Les participants à la 3-ème Conférence des Etats parties à la convention arabe de lutte contre la corruption, qui s’est clôturée mercredi à Rabat, ont souligné la nécessité du renforcement de l’indépendance des instances de prévention et de lutte contre la corruption, afin qu’elles puissent jouer pleinement leur rôle au niveau du mouvement institutionnel en la matière.
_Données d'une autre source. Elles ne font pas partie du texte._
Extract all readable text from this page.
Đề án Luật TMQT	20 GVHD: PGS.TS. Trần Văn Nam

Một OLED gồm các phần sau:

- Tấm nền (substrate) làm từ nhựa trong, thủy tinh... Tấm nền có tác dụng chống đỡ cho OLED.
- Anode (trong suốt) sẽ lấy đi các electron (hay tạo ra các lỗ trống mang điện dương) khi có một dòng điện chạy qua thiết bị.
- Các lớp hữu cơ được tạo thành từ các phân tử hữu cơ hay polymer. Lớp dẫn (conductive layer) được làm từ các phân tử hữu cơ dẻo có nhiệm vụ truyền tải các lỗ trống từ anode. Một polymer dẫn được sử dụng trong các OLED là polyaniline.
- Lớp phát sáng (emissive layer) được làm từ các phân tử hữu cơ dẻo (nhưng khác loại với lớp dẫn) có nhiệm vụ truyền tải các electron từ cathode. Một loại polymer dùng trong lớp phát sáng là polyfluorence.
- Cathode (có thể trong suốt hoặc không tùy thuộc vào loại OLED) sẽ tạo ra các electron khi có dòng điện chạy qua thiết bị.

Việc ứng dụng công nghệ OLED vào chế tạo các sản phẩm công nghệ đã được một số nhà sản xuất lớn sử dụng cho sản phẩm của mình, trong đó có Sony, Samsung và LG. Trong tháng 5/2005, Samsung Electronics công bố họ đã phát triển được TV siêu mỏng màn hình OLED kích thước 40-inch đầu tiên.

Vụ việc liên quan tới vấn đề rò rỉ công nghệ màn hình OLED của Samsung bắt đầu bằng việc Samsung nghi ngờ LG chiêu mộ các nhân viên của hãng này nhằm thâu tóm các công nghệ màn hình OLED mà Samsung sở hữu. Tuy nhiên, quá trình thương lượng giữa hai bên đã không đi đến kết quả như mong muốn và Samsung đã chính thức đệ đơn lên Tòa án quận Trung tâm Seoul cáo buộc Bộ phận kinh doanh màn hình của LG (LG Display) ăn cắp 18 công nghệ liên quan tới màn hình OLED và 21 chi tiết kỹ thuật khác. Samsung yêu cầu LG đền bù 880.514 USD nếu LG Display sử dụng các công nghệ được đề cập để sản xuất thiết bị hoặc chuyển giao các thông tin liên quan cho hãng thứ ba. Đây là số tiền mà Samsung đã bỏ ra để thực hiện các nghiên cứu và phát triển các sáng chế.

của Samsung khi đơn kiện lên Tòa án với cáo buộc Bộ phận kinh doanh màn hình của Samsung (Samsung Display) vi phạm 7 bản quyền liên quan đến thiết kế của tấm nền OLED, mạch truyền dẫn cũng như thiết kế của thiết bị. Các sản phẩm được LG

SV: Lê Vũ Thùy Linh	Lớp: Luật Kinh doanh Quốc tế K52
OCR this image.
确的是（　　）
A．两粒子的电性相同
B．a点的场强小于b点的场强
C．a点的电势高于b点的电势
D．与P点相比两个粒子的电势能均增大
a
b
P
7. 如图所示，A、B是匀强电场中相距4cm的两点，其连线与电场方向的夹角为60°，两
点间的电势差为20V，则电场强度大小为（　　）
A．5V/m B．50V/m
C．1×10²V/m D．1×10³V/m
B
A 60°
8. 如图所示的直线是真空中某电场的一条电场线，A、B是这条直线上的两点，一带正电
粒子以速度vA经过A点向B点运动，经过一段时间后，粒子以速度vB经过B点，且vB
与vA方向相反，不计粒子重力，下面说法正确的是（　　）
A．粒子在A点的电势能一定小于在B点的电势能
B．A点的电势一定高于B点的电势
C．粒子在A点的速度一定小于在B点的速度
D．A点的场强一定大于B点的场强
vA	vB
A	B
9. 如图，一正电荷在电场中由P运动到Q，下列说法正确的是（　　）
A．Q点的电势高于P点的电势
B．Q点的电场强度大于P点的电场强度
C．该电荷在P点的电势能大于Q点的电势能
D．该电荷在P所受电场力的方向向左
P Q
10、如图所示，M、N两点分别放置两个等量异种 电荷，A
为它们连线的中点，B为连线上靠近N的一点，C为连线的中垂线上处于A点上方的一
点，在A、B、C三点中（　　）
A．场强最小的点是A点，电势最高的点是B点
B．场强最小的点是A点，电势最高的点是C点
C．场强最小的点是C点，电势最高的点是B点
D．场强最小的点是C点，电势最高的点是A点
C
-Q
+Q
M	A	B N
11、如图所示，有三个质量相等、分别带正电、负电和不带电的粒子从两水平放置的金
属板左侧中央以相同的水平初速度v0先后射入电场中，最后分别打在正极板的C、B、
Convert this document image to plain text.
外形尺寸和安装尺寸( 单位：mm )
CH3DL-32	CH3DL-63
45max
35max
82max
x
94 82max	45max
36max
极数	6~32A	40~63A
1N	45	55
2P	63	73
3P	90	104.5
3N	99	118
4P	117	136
Selon le président de l’Instance nationale de la probité et de la prévention et de la lutte contre la corruption, Mohamed Bachir Rachidi, les recommandations de cette conférence de deux jours mettent l’accent sur le besoin de renforcer la commission des experts gouvernementaux et des institutions indépendantes de lutte contre la corruption pour qu’elles puissent apporter plus de valeur ajoutée et préparer de manière plus approfondie les sujets sur lesquels la conférence se penchera lors de la prochaine session.

Dans une déclaration à la MAP, M. Rachidi a affirmé que cette conférence va, en conséquence, avoir une régularité plus forte et une fréquence de réunion plus importante, avec possibilité de créer des groupes de travail thématique.

Le responsable a, par ailleurs, indiqué que la prochaine conférence se tiendra dans deux ans en Arabie-Saoudite, soulignant à cet égard, que le Maroc a été réélu pour un mandat de deux ans supplémentaires à la présidence de la Conférence des Etats parties à la convention arabe de lutte contre la corruption.

“Il s’agit d’une occasion importante pour apporter une valeur ajoutée au monde arabe en matière de lutte contre la corruption, comme étant un levier pour un développement soutenu et durable”, a-t-il poursuivi.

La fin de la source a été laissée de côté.